The Santa Barbara Unified School District (SBUSD) is updating its Local Hazard Mitigation Plan (HMP) from 2009 to reduce losses resulting from natural disasters. Hazard mitigation is the use of sustained long-term actions to reduce the loss of life, personal injury and property damage that can result from a disaster. This initiative ensures SBUSD remains eligible for FEMA hazard mitigation funding while strengthening the district’s resilience to natural and human-caused hazards. Covering 20 school sites and serving 15,000 students from Montecito to Goleta, the updated 2025 HMP will provide a strategic roadmap for mitigating risks associated with wildfires, flooding, and earthquakes. It will also address other natural and manmade hazards that pose a risk to SBUSD’s infrastructure, faculty, staff, and students. It involves planning efforts, policy changes, capital projects, and other activities that can mitigate the impacts of hazards to district facilities.

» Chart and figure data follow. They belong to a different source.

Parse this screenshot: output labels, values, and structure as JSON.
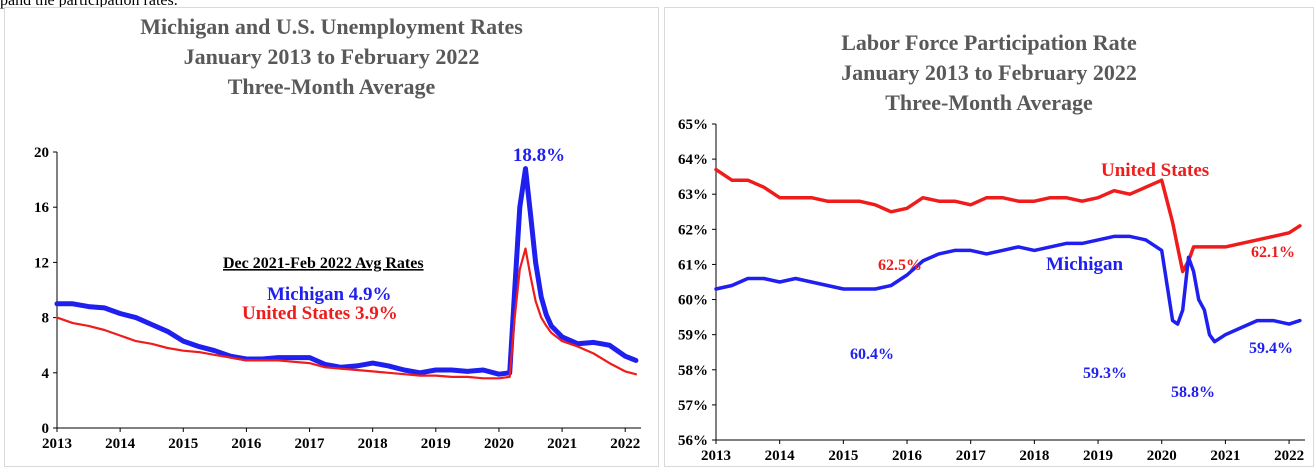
{
  "page": {
    "top_fragment": "pand the participation rates."
  },
  "colors": {
    "michigan": "#1f1ff0",
    "us": "#ef1c1c",
    "title": "#595959",
    "axis": "#000000"
  },
  "chart_data": [
    {
      "type": "line",
      "title_lines": [
        "Michigan and U.S. Unemployment Rates",
        "January 2013 to February 2022",
        "Three-Month Average"
      ],
      "x_ticks": [
        "2013",
        "2014",
        "2015",
        "2016",
        "2017",
        "2018",
        "2019",
        "2020",
        "2021",
        "2022"
      ],
      "xlim": [
        2013,
        2022.25
      ],
      "ylim": [
        0,
        20
      ],
      "y_ticks": [
        0,
        4,
        8,
        12,
        16,
        20
      ],
      "series": [
        {
          "name": "Michigan",
          "color": "#1f1ff0",
          "x": [
            2013,
            2013.25,
            2013.5,
            2013.75,
            2014,
            2014.25,
            2014.5,
            2014.75,
            2015,
            2015.25,
            2015.5,
            2015.75,
            2016,
            2016.25,
            2016.5,
            2016.75,
            2017,
            2017.25,
            2017.5,
            2017.75,
            2018,
            2018.25,
            2018.5,
            2018.75,
            2019,
            2019.25,
            2019.5,
            2019.75,
            2020,
            2020.17,
            2020.25,
            2020.33,
            2020.42,
            2020.5,
            2020.58,
            2020.67,
            2020.75,
            2020.83,
            2021,
            2021.25,
            2021.5,
            2021.75,
            2022,
            2022.17
          ],
          "y": [
            9.0,
            9.0,
            8.8,
            8.7,
            8.3,
            8.0,
            7.5,
            7.0,
            6.3,
            5.9,
            5.6,
            5.2,
            5.0,
            5.0,
            5.1,
            5.1,
            5.1,
            4.6,
            4.4,
            4.5,
            4.7,
            4.5,
            4.2,
            4.0,
            4.2,
            4.2,
            4.1,
            4.2,
            3.9,
            4.0,
            10.0,
            16.0,
            18.8,
            15.5,
            12.0,
            9.5,
            8.2,
            7.4,
            6.6,
            6.1,
            6.2,
            6.0,
            5.2,
            4.9
          ]
        },
        {
          "name": "United States",
          "color": "#ef1c1c",
          "x": [
            2013,
            2013.25,
            2013.5,
            2013.75,
            2014,
            2014.25,
            2014.5,
            2014.75,
            2015,
            2015.25,
            2015.5,
            2015.75,
            2016,
            2016.25,
            2016.5,
            2016.75,
            2017,
            2017.25,
            2017.5,
            2017.75,
            2018,
            2018.25,
            2018.5,
            2018.75,
            2019,
            2019.25,
            2019.5,
            2019.75,
            2020,
            2020.17,
            2020.25,
            2020.33,
            2020.42,
            2020.5,
            2020.58,
            2020.67,
            2020.75,
            2020.83,
            2021,
            2021.25,
            2021.5,
            2021.75,
            2022,
            2022.17
          ],
          "y": [
            8.0,
            7.6,
            7.4,
            7.1,
            6.7,
            6.3,
            6.1,
            5.8,
            5.6,
            5.5,
            5.3,
            5.1,
            4.9,
            4.9,
            4.9,
            4.8,
            4.7,
            4.4,
            4.3,
            4.2,
            4.1,
            4.0,
            3.9,
            3.8,
            3.8,
            3.7,
            3.7,
            3.6,
            3.6,
            3.7,
            8.0,
            11.5,
            13.0,
            11.0,
            9.2,
            8.0,
            7.4,
            6.9,
            6.3,
            5.9,
            5.4,
            4.7,
            4.1,
            3.9
          ]
        }
      ],
      "annotations": [
        {
          "text": "18.8%",
          "color": "#1f1ff0"
        },
        {
          "text": "Dec 2021-Feb 2022 Avg Rates",
          "color": "#000000"
        },
        {
          "text": "Michigan 4.9%",
          "color": "#1f1ff0"
        },
        {
          "text": "United States 3.9%",
          "color": "#ef1c1c"
        }
      ]
    },
    {
      "type": "line",
      "title_lines": [
        "Labor Force Participation Rate",
        "January 2013 to February 2022",
        "Three-Month Average"
      ],
      "x_ticks": [
        "2013",
        "2014",
        "2015",
        "2016",
        "2017",
        "2018",
        "2019",
        "2020",
        "2021",
        "2022"
      ],
      "xlim": [
        2013,
        2022.25
      ],
      "ylim": [
        56,
        65
      ],
      "y_ticks": [
        "56%",
        "57%",
        "58%",
        "59%",
        "60%",
        "61%",
        "62%",
        "63%",
        "64%",
        "65%"
      ],
      "series": [
        {
          "name": "United States",
          "color": "#ef1c1c",
          "x": [
            2013,
            2013.25,
            2013.5,
            2013.75,
            2014,
            2014.25,
            2014.5,
            2014.75,
            2015,
            2015.25,
            2015.5,
            2015.75,
            2016,
            2016.25,
            2016.5,
            2016.75,
            2017,
            2017.25,
            2017.5,
            2017.75,
            2018,
            2018.25,
            2018.5,
            2018.75,
            2019,
            2019.25,
            2019.5,
            2019.75,
            2020,
            2020.17,
            2020.25,
            2020.33,
            2020.42,
            2020.5,
            2020.58,
            2020.67,
            2020.75,
            2020.83,
            2021,
            2021.25,
            2021.5,
            2021.75,
            2022,
            2022.17
          ],
          "y": [
            63.7,
            63.4,
            63.4,
            63.2,
            62.9,
            62.9,
            62.9,
            62.8,
            62.8,
            62.8,
            62.7,
            62.5,
            62.6,
            62.9,
            62.8,
            62.8,
            62.7,
            62.9,
            62.9,
            62.8,
            62.8,
            62.9,
            62.9,
            62.8,
            62.9,
            63.1,
            63.0,
            63.2,
            63.4,
            62.2,
            61.5,
            60.8,
            61.1,
            61.5,
            61.5,
            61.5,
            61.5,
            61.5,
            61.5,
            61.6,
            61.7,
            61.8,
            61.9,
            62.1
          ]
        },
        {
          "name": "Michigan",
          "color": "#1f1ff0",
          "x": [
            2013,
            2013.25,
            2013.5,
            2013.75,
            2014,
            2014.25,
            2014.5,
            2014.75,
            2015,
            2015.25,
            2015.5,
            2015.75,
            2016,
            2016.25,
            2016.5,
            2016.75,
            2017,
            2017.25,
            2017.5,
            2017.75,
            2018,
            2018.25,
            2018.5,
            2018.75,
            2019,
            2019.25,
            2019.5,
            2019.75,
            2020,
            2020.17,
            2020.25,
            2020.33,
            2020.42,
            2020.5,
            2020.58,
            2020.67,
            2020.75,
            2020.83,
            2021,
            2021.25,
            2021.5,
            2021.75,
            2022,
            2022.17
          ],
          "y": [
            60.3,
            60.4,
            60.6,
            60.6,
            60.5,
            60.6,
            60.5,
            60.4,
            60.3,
            60.3,
            60.3,
            60.4,
            60.7,
            61.1,
            61.3,
            61.4,
            61.4,
            61.3,
            61.4,
            61.5,
            61.4,
            61.5,
            61.6,
            61.6,
            61.7,
            61.8,
            61.8,
            61.7,
            61.4,
            59.4,
            59.3,
            59.7,
            61.2,
            60.8,
            60.0,
            59.7,
            59.0,
            58.8,
            59.0,
            59.2,
            59.4,
            59.4,
            59.3,
            59.4
          ]
        }
      ],
      "annotations": [
        {
          "text": "United States",
          "color": "#ef1c1c"
        },
        {
          "text": "Michigan",
          "color": "#1f1ff0"
        },
        {
          "text": "62.5%",
          "color": "#ef1c1c"
        },
        {
          "text": "62.1%",
          "color": "#ef1c1c"
        },
        {
          "text": "60.4%",
          "color": "#1f1ff0"
        },
        {
          "text": "59.3%",
          "color": "#1f1ff0"
        },
        {
          "text": "58.8%",
          "color": "#1f1ff0"
        },
        {
          "text": "59.4%",
          "color": "#1f1ff0"
        }
      ]
    }
  ]
}
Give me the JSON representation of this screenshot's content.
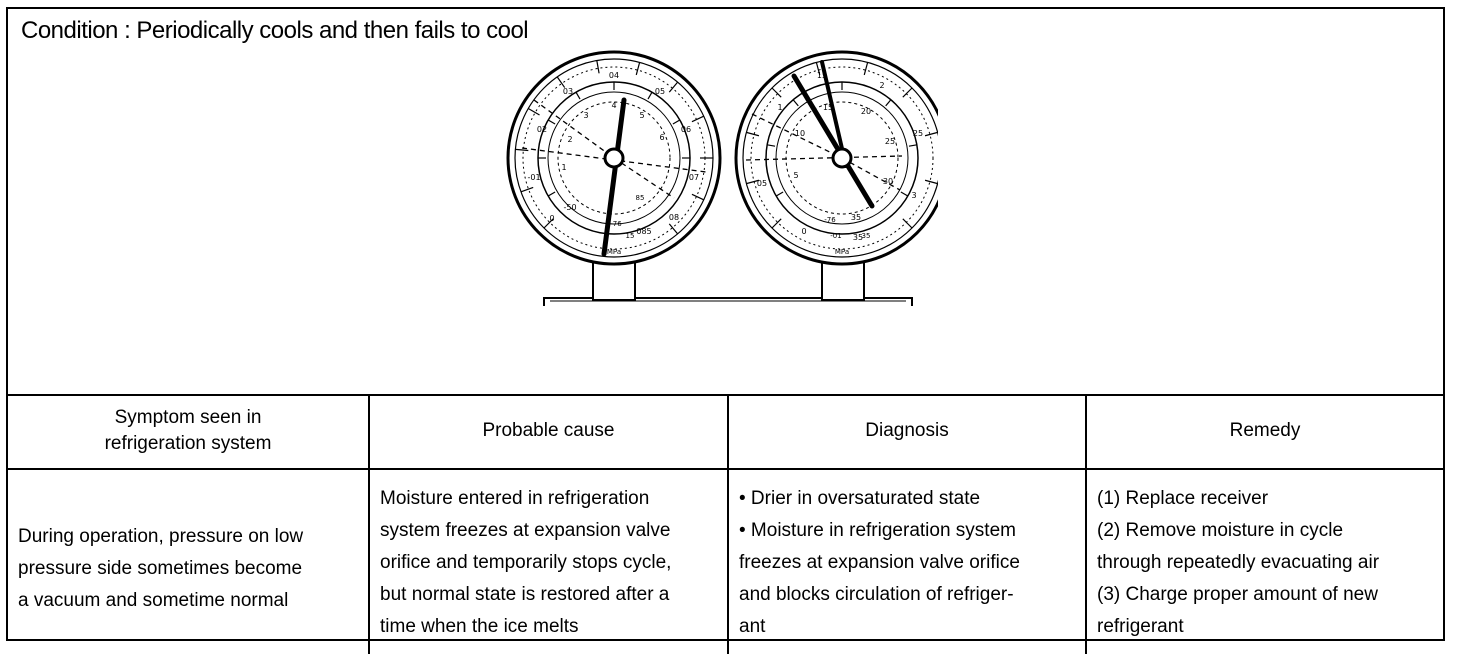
{
  "condition": {
    "title": "Condition : Periodically cools and then fails to cool"
  },
  "gauges": {
    "low": {
      "outer_scale": [
        "0",
        "-01",
        "02",
        "03",
        "04",
        "05",
        "06",
        "07",
        "08",
        "085"
      ],
      "inner_scale": [
        "-50",
        "1",
        "2",
        "3",
        "4",
        "5",
        "6"
      ],
      "labels": [
        "MPa",
        "-76",
        "15",
        "85"
      ]
    },
    "high": {
      "outer_scale": [
        "0",
        "05",
        "1",
        "15",
        "2",
        "25",
        "3",
        "35"
      ],
      "inner_scale": [
        "5",
        "10",
        "15",
        "20",
        "25",
        "30",
        "35"
      ],
      "labels": [
        "MPa",
        "-76",
        "-01",
        "35"
      ]
    }
  },
  "table": {
    "headers": {
      "symptom": [
        "Symptom seen in",
        "refrigeration system"
      ],
      "cause": "Probable cause",
      "diagnosis": "Diagnosis",
      "remedy": "Remedy"
    },
    "row": {
      "symptom": [
        "During operation, pressure on low",
        "pressure side sometimes become",
        "a vacuum and sometime normal"
      ],
      "cause": [
        "Moisture entered in refrigeration",
        "system freezes at expansion valve",
        "orifice and temporarily stops cycle,",
        "but normal state is restored after a",
        "time when the ice melts"
      ],
      "diagnosis": [
        "• Drier in oversaturated state",
        "• Moisture in refrigeration system",
        "freezes at expansion valve orifice",
        "and blocks circulation of refriger-",
        "ant"
      ],
      "remedy": [
        "(1) Replace receiver",
        "(2) Remove moisture in cycle",
        "through repeatedly evacuating air",
        "(3) Charge proper amount of new",
        "refrigerant"
      ]
    }
  }
}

Protecting The Santa Barbara Unified School District (SBUSD)
This Hazard Mitigation Plan (HMP) will be designed to reduce the impacts of future natural and manmade disasters on K–12 schools and administrative facilities within the district.
While it is not possible to completely eliminate disaster risk to SBUSD schools, substantially reducing the negative impacts of future hazards is possible through the ongoing implementation of risk reduction measures, such as the forthcoming update to the HMP.
To qualify for FEMA hazard mitigation grants, school districts must maintain a FEMA-approved Local Hazard Mitigation Plan, ensuring continued eligibility for federal funding to support mitigation efforts. A Benefit-Cost Analysis of BCA of mitigation actions for priority projects will be developed. This type of analysis is required for almost all FEMA hazard mitigation grants and is also a powerful tool for evaluating and prioritizing mitigation projects regardless of the funding source.